«L'UE ne doit pas s'accrocher à ses vieux logiciels»
«L'UE ne doit pas s'accrocher à ses vieux logiciels»
(JFC) - Après l'échec dans un premier temps de la réunion des ministres des Finances des vingt-sept consacrée à la réponse économique de l'Europe à la crise du coronavirus, Jean-Claude Juncker se voulait philosophe. «Si on devait espérer de l'Europe, il y a longtemps que j'aurais perdu tout espoir!

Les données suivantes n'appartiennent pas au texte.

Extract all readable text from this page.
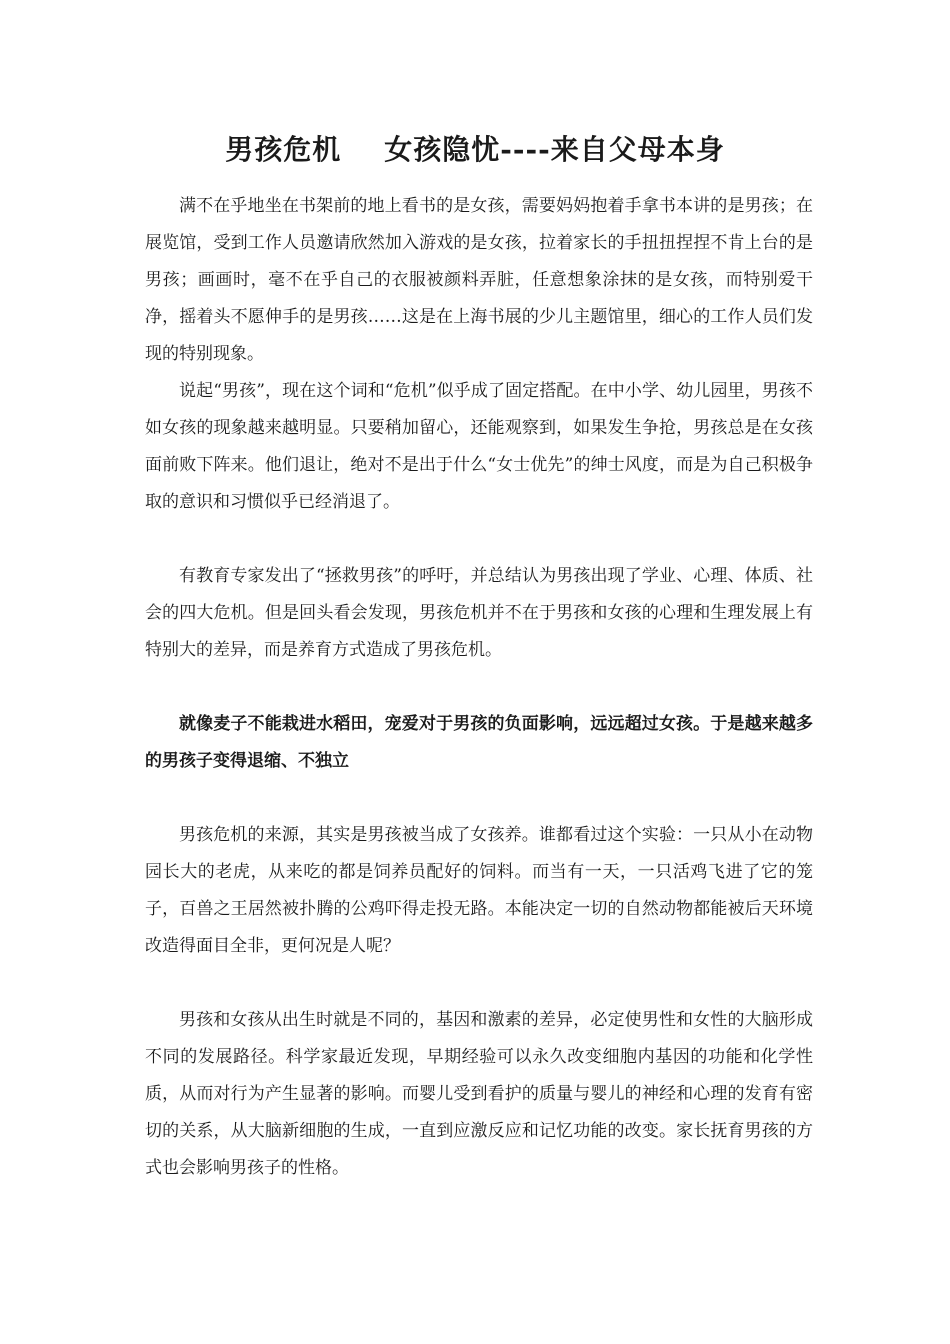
男孩危机    女孩隐忧----来自父母本身

满不在乎地坐在书架前的地上看书的是女孩，需要妈妈抱着手拿书本讲的是男孩；在展览馆，受到工作人员邀请欣然加入游戏的是女孩，拉着家长的手扭扭捏捏不肯上台的是男孩；画画时，毫不在乎自己的衣服被颜料弄脏，任意想象涂抹的是女孩，而特别爱干净，摇着头不愿伸手的是男孩……这是在上海书展的少儿主题馆里，细心的工作人员们发现的特别现象。

说起“男孩”，现在这个词和“危机”似乎成了固定搭配。在中小学、幼儿园里，男孩不如女孩的现象越来越明显。只要稍加留心，还能观察到，如果发生争抢，男孩总是在女孩面前败下阵来。他们退让，绝对不是出于什么“女士优先”的绅士风度，而是为自己积极争取的意识和习惯似乎已经消退了。

有教育专家发出了“拯救男孩”的呼吁，并总结认为男孩出现了学业、心理、体质、社会的四大危机。但是回头看会发现，男孩危机并不在于男孩和女孩的心理和生理发展上有特别大的差异，而是养育方式造成了男孩危机。

就像麦子不能栽进水稻田，宠爱对于男孩的负面影响，远远超过女孩。于是越来越多的男孩子变得退缩、不独立

男孩危机的来源，其实是男孩被当成了女孩养。谁都看过这个实验：一只从小在动物园长大的老虎，从来吃的都是饲养员配好的饲料。而当有一天，一只活鸡飞进了它的笼子，百兽之王居然被扑腾的公鸡吓得走投无路。本能决定一切的自然动物都能被后天环境改造得面目全非，更何况是人呢？

男孩和女孩从出生时就是不同的，基因和激素的差异，必定使男性和女性的大脑形成不同的发展路径。科学家最近发现，早期经验可以永久改变细胞内基因的功能和化学性质，从而对行为产生显著的影响。而婴儿受到看护的质量与婴儿的神经和心理的发育有密切的关系，从大脑新细胞的生成，一直到应激反应和记忆功能的改变。家长抚育男孩的方式也会影响男孩子的性格。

C'est pourquoi je ne me fais jamais trop d'illusions à son sujet», glisse le Luxembourgeois, un brin fataliste, en préambule d'un entretien publié dans les colonnes de Libération.
Et même si, depuis, les Etats membres ont trouvé un accord de principe et un terrain d'entente avec les Pays-Bas à l'origine du blocage, l'ancien président de la Commission européenne (2014-2019) clame «avec force» qu'il faut aller «bien plus loin» dans la solidarité financière européenne. Il prône notamment une «augmentation considérable du cadre financier pluriannuel 2021-2027, qui n'est toujours pas adopté». Selon l'ancien responsable de l'exécutif européen, vu l’ampleur de la crise, il faut «utiliser le budget européen comme un instrument de solidarité réactif».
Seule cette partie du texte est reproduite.